Categories
Berita Berita KSP Kedeputian Kedeputian I

KSP Dukung Revitalisasi Benteng Victoria Ambon

JAKARTA – Kantor Staf Presiden (KSP) memberikan dukungan penuh terhadap rencana revitalisasi Benteng Victoria di Kota Ambon. Benteng yang dibangun Portugis pada tahun 1575 ini akan dikembangkan sebagai destinasi wisata sejarah yang terintegrasi. “Situs ini merupakan tonggak sejarah bangsa dan negara, dan sudah jadi cagar budaya nasional sejak 2017,” ungkap Deputi I KSP Febry Calvin Tetelepta di Gedung Bina Graha Istana Kepresidenan Jakarta, Rabu (21/4).

Demi mewujudkan rencana revitalisasi Benteng Victoria, Febry mengatakan, KSP telah memfasilitasi sejumlah rapat koordinasi agar penataan kawasan dan revitalisasi benteng dapat segera dilaksanakan. Rapat-rapat itu, kata Febry, sekaligus untuk memastikan alokasi anggaran untuk relokasi markas Kodam XVI/Pattimura, yang menjadi tantangan utama. Apabila relokasi markas telah dilaksanakan, maka revitalisasi benteng dapat dilakukan oleh Kementerian PUPR dan Kementerian Pendidikan dan Kebudayaan.

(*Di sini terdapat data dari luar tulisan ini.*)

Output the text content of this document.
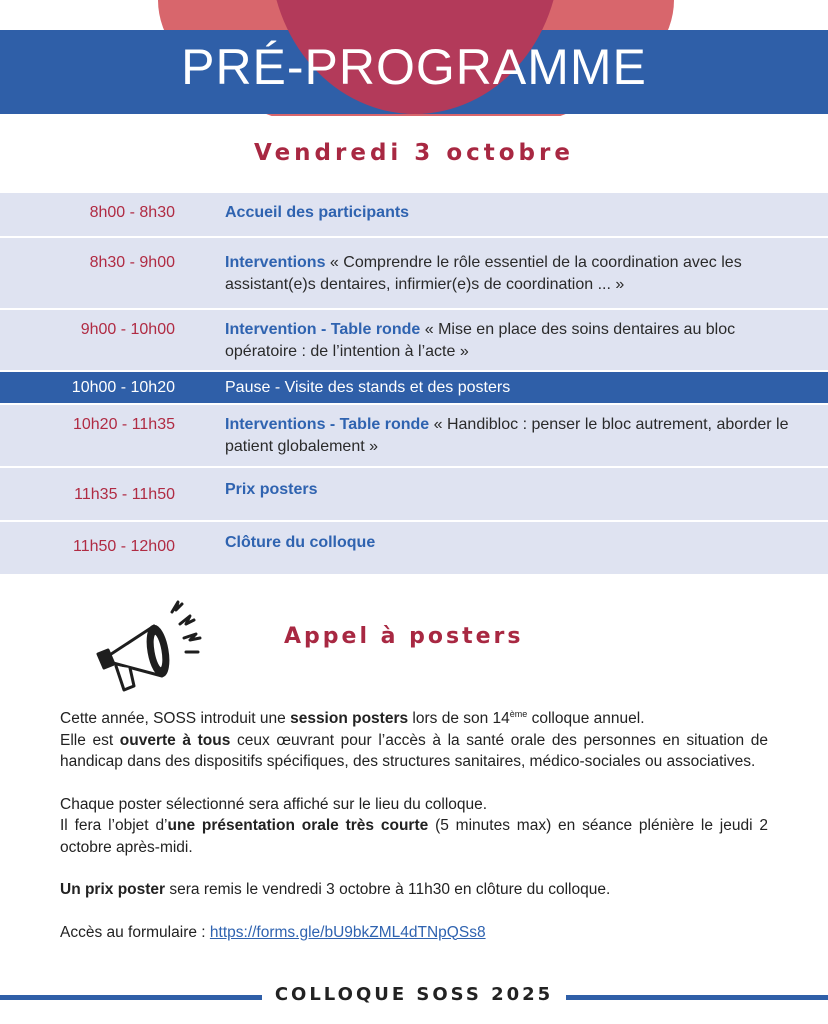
PRÉ-PROGRAMME
Vendredi 3 octobre
8h00 - 8h30	Accueil des participants
8h30 - 9h00	Interventions « Comprendre le rôle essentiel de la coordination avec les assistant(e)s dentaires, infirmier(e)s de coordination ... »
9h00 - 10h00	Intervention - Table ronde « Mise en place des soins dentaires au bloc opératoire : de l’intention à l’acte »
10h00 - 10h20	Pause - Visite des stands et des posters
10h20 - 11h35	Interventions - Table ronde « Handibloc : penser le bloc autrement, aborder le patient globalement »
11h35 - 11h50	Prix posters
11h50 - 12h00	Clôture du colloque
Appel à posters

Cette année, SOSS introduit une session posters lors de son 14ème colloque annuel.
Elle est ouverte à tous ceux œuvrant pour l’accès à la santé orale des personnes en situation de handicap dans des dispositifs spécifiques, des structures sanitaires, médico-sociales ou associatives.

Chaque poster sélectionné sera affiché sur le lieu du colloque.
Il fera l’objet d’une présentation orale très courte (5 minutes max) en séance plénière le jeudi 2 octobre après-midi.

Un prix poster sera remis le vendredi 3 octobre à 11h30 en clôture du colloque.

Accès au formulaire : https://forms.gle/bU9bkZML4dTNpQSs8

COLLOQUE SOSS 2025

Sebagaimana diketahui, kawasan Benteng Victoria saat ini masih ditempati sebagai markas tentara beserta kesatuan-kesatuan pendukungnya. “Kami minta Pemkot Ambon dan TNI AD merampungkan perencanaan relokasi markas Kodam ke Negeri Tawiri,” jelas Febry.

Pada kesempatan yang sama, Direktur Jenderal Cipta Karya Diana Kusumastuti menuturkan, Kementerian PUPR telah melakukan survei awal dan meminta Pemkot Ambon membuat perincian fungsi dan rencana pemanfaatan ke depan. “Hal ini sangat penting karena terkait penyiapan desain dan anggaran revitalisasi,” ujar Diana.

Sekretaris Direktorat Jenderal Kebudayaan Fitra Arda menambahkan, Kementerian Pendidikan dan Kebudayaan akan memfasilitasi penyusunan kajian pelestarian dalam waktu dekat serta mendampingi Kementerian PUPR pada saat pelaksanaan revitalisasi Benteng Victoria nanti.
Terkait hasil koordinasi bersama KSP, Walikota Ambon Richard Louhenapessy menyatakan kesiapan menindaklanjuti petunjuk dari pemerintah pusat. “Apalagi semua pihak telah menyatakan dukungan terhadap rencana revitalisasi Benteng Victoria ini,” kata Richard.


Berdasarkan situs Pemerintah Kota Ambon, Benteng Victoria merupakan tempat bersejarah yang terletak tepat di pusat kota Ambon. Benteng tertua di Ambon ini dibangun oleh Portugis pada tahun 1775, yang selanjutnya diambil alih oleh Belanda. Belanda kemudian menjadikan benteng ini sebagai pusat pemerintahan di Kepulauan Maluku. Pada masa pemerintahan Belanda, di depan benteng terdapat pelabuhan yang digunakan sebagai jalur perhubungan laut antar pulau. Benteng ini juga menjadi monumen kekejaman pemerintah kolonial Belanda. Tepat di depan benteng inilah pahlawan nasional bernama Pattimura digantung, pada 6 Desember 1817.